Vaughan sketches the continuities in the ways in which the British use and abuse of violence in Darfur were inspired – and, in a way, even justified – by the violence they knew to have been in place prior to their arrival. Although the techniques of violence have changed – the machine gun simply made violence cheaper and more efficient than the cavalry-based armies of the sultanate ever could have been – the reasons for its deployment have remained essentially similar. The inhabitants of Darfur expected the state and its various agents to behave violently, but not too violently. The legitimacy of the higher echelons of rule rested in part on their capacity to curtail the rapaciousness of their underlings, be they princes of the sultanate or some local village shaykh.

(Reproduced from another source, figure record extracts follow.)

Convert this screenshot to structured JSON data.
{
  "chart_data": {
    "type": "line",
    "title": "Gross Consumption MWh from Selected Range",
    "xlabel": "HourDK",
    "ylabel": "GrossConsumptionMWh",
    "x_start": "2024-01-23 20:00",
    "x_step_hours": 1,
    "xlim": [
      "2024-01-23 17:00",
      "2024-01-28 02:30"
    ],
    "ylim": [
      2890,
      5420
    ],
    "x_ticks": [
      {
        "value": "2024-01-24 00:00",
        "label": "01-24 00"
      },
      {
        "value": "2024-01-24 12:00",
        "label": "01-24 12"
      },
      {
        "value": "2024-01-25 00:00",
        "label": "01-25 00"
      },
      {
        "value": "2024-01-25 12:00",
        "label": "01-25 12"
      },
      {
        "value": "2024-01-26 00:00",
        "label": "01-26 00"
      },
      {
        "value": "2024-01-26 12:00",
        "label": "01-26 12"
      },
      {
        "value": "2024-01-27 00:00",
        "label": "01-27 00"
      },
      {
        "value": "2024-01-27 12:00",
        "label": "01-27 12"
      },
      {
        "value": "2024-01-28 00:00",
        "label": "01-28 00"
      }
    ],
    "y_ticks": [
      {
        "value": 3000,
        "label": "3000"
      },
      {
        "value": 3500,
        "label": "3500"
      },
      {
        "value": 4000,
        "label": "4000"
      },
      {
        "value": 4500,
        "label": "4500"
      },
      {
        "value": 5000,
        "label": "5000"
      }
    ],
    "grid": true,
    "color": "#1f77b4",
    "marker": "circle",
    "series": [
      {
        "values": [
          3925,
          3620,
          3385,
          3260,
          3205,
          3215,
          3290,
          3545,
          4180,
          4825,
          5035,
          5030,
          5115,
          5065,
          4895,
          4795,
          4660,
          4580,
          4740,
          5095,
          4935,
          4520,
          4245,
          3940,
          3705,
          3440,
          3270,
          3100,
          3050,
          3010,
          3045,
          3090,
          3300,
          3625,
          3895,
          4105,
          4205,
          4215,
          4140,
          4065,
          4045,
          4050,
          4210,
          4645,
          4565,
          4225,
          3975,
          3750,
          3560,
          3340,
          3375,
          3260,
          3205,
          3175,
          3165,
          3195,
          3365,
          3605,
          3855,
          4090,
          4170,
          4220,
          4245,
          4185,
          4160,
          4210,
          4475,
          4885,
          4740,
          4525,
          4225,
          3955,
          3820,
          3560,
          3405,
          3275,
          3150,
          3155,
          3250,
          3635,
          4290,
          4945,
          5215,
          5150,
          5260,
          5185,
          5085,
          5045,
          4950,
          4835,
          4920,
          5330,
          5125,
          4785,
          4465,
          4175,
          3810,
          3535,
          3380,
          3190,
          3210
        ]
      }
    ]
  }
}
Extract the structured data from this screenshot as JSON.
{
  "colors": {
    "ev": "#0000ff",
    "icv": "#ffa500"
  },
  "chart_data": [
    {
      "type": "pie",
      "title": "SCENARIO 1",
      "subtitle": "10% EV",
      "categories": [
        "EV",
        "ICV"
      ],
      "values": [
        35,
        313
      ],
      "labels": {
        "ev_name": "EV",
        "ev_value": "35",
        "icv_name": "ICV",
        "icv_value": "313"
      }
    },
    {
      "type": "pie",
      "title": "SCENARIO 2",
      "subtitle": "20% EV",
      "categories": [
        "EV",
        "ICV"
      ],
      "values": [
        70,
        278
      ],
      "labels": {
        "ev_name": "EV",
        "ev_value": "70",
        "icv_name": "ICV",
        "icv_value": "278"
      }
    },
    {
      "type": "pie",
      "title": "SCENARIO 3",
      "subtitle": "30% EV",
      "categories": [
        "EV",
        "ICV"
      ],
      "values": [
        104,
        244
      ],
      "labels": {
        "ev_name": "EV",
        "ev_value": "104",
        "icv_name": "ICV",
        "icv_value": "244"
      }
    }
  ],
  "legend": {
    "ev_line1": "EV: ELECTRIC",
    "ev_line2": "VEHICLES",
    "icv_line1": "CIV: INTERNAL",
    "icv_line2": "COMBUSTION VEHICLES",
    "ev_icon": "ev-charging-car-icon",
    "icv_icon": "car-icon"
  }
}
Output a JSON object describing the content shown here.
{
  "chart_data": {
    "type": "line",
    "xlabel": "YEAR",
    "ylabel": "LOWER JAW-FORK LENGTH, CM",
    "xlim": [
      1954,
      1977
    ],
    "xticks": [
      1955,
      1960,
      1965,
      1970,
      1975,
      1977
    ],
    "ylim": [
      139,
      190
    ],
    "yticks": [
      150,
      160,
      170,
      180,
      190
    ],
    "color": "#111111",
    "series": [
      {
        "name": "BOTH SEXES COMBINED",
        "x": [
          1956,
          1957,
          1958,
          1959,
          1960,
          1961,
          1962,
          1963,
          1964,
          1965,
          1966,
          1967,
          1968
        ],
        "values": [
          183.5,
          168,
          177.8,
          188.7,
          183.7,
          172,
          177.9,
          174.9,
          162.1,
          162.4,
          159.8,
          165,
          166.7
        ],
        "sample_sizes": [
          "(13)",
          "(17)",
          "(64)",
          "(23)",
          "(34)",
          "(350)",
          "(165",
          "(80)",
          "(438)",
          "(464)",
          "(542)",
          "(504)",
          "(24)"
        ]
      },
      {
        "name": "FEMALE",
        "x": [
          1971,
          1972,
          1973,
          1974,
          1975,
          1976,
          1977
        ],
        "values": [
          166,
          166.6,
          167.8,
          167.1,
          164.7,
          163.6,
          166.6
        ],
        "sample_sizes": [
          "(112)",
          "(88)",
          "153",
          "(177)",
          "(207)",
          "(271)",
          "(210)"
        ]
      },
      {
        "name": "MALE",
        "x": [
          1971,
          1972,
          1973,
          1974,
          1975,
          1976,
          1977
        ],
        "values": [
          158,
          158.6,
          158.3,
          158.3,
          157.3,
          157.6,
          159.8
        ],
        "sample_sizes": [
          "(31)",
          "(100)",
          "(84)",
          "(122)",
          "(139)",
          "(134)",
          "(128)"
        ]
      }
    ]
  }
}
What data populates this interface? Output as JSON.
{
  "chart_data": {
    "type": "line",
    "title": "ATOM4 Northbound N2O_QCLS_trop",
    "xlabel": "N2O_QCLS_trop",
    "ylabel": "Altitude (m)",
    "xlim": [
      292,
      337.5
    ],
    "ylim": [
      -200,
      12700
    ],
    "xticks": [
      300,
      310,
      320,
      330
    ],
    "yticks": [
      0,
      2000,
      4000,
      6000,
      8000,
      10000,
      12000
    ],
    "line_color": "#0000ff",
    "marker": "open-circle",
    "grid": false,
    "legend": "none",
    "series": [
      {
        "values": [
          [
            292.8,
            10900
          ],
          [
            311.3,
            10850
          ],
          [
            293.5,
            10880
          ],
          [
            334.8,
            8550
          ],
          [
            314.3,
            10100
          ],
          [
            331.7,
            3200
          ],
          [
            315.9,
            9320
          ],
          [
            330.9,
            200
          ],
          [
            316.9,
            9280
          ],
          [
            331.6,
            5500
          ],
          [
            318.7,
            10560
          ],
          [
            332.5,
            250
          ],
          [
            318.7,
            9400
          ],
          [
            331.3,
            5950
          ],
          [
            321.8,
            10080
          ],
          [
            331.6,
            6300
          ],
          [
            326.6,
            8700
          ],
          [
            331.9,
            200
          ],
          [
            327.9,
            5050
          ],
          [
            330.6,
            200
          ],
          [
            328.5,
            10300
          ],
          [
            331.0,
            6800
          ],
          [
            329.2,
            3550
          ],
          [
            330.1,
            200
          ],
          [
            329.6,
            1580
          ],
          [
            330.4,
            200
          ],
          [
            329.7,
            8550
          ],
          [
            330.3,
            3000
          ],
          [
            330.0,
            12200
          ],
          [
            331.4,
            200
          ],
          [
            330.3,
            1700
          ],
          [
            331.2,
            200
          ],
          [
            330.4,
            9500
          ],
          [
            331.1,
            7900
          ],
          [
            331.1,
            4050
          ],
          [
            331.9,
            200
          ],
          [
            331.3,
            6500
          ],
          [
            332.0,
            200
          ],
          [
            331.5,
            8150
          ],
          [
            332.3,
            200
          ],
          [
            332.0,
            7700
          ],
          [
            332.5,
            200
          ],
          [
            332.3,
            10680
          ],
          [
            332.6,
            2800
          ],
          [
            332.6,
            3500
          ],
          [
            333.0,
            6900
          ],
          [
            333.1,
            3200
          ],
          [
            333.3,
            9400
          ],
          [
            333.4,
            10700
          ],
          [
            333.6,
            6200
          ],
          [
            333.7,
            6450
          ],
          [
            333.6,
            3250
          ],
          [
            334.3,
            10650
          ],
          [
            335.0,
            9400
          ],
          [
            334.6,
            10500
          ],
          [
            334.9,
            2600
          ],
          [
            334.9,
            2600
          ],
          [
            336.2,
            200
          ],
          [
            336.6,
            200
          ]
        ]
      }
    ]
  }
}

Both the common population and members of the state elite could lodge formal complaints or direct petitions against their superiors to higher echelons of power – either the sultan on the eve of colonization, or the district commissioner in colonial times, or the leaders of the umma or National Umma Party (NUP) on the eve of independence.

Vaughan's claims are substantiated by a detailed analysis of the interactions between various layers of state policy at the local level, from the sultan and his aba diimang, abbo uumo, firsha and lower power holders, to the governor and his district commissioners and their shartays, omdas, dimlijs and shuyuck, to the local population; and from the government in Khartoum to the governor and the various insurgent and pro-government movements. These interactions are shown in the core chapters of the book, which deal with the nature of colonial violence (Chapter 3), native courts and chieftaincy disputes (Chapter 4), territorial administration and the policing of nomad society (Chapter 5) and the transfer of colonial power to the new republic (Chapter 6). These chapters describe a host of different types of local rule and rulers in various time periods, as well as their ever-changing levels and means of authority. Unless one is as familiar with Darfur's systems of rule as the author is, one can easily get lost between the agawids, hakims, mandubs and maqdums, despite the extensive glossary. But this murkiness is exactly the point the book makes: the adaptation of one system of rule by another and the constant tinkering characteristic of indirect local rule in those parts of the empire seen as peripheral – be it the sultanate, the British Empire or the empire on the Nile that is the Republic of Sudan – lead to a certain incoherence. This murkiness creates room for manoeuvre for local populations and power holders to shape the system of rule to their needs, and has allowed for continuities in old power games under new names. These dynamics are shown in concrete examples of disputes over leadership and their resolution.

As well as these continuities, Vaughan craftily writes of the slow and subtle changes that occurred in the nature of rule, its legitimation, its exercise and its contestation over the colonial period. Party politics, regulated taxation, the curtailment of direct physical punishment in favour of court rule and imprisonment, and the spatial reorganization of nomad land rights all helped transform the expression of violence in rule, as well as the right to claim redress against it, in the hundred years since 1916.